Он ушел в кухню, позевывая.
Канашев слушал, как громыхал хозяин рукомойником, умываясь перед сном, как булькала в лоханку вода. Вошла жена, прибрала посуду, оставив перед Канашевым стакан недопитого чая, разобрала постель и удалилась.
Петр Петрович, видя, что Канашев по-прежнему сидит на стуле и ничем не выказывает желания уйти, уже не скрывая своего неудовольствия, сердито двигал вещи и молчал. Но Канашев сидел и не думал вставать. Таким непочтенным и недогадливым гостем он никогда, кажется, не был.
Петр Петрович приписал это горю.
— Со многими такая оказия приключается, к чему же падать духом?
— Каждый упадет, Петр Петрович, каждый, говорю тебе, поверь! И ты, ежели к тебе с такими мерами подходить, упадешь.
— Надо крепиться.
— Как же крепиться, милый, ежели крепь не берет? Вот ты говоришь — по вашей программе меня гнать и обижать положено. Ладно, стало быть, запишем, положено. Но ведь программа — мертвая бумага, а бумага она кого хочешь доймет и в пучину ввергнет. Бумага все терпит. И бумага же все может.

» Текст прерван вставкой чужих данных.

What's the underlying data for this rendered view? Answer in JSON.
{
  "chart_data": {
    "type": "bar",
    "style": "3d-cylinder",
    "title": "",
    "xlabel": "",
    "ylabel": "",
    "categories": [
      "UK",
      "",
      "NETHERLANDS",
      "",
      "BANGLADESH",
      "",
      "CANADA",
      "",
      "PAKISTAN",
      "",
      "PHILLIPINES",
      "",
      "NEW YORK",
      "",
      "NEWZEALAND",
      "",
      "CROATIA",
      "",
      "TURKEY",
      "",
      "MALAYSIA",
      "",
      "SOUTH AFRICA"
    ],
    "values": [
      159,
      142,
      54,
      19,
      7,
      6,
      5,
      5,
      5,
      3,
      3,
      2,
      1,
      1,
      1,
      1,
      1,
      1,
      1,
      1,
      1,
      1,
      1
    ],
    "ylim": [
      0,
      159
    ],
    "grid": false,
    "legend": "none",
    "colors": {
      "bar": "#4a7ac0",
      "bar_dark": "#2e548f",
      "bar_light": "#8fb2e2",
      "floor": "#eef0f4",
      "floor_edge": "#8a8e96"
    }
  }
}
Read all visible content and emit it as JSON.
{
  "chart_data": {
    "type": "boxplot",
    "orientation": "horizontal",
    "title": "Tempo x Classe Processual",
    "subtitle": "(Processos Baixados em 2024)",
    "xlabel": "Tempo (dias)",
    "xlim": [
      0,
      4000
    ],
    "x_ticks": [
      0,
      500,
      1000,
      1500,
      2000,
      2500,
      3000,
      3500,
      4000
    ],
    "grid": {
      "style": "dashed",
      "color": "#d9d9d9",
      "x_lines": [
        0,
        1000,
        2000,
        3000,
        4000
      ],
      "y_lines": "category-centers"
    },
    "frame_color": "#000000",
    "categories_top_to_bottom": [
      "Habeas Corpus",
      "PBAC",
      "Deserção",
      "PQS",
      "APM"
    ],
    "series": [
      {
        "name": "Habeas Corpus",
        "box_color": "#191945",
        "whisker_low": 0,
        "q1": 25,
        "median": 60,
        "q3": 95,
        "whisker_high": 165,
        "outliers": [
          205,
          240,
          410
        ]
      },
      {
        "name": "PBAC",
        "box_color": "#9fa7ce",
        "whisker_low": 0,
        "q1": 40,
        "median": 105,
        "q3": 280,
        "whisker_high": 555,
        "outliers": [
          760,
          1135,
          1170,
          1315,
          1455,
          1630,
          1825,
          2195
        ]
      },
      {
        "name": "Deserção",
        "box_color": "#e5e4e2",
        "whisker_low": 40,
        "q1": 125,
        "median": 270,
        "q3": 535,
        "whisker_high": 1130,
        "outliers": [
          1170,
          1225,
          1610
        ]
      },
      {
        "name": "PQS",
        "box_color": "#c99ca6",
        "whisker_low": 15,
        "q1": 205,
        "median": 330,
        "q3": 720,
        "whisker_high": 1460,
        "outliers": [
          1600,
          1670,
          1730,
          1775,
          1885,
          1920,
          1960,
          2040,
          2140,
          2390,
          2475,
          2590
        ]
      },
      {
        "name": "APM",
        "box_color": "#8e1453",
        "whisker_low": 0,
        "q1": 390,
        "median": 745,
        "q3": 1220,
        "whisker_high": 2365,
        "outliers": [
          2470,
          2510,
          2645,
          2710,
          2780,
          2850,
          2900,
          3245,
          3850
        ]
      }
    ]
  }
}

Петру Петровичу этот разговор был больше нетерпим. Он сказал строго:
— Повторяю, Егор Силыч, никакая бумага не может твое дело назад поворотить, — он присел на кровать и поглядел на часы. — Закалякались мы с тобой, полуночники. Ты возьми деньги-то.
Однако Канашев деньги отстранил и по-прежнему не собирался уходить.
— Оно, конечно, тебе выгоднее от меня отмахнуться, Петр Петрович. Груз я для тебя не больно приятный. Но только ведь в нашем путаном деле сразу трудно разобраться, кто за кого цепится. Есть сказка про рассудительного милиционера. В глухом переулке сняли с человека пальто. Милиционер увидел и сказал: «Не поймешь, кто кого в темноте обобрал. Оба нарушили порядок, оба и отвечайте». Вот как бывает. Так что ты не торопись от меня избавиться. Власть нашу игру может рассудить так же вот.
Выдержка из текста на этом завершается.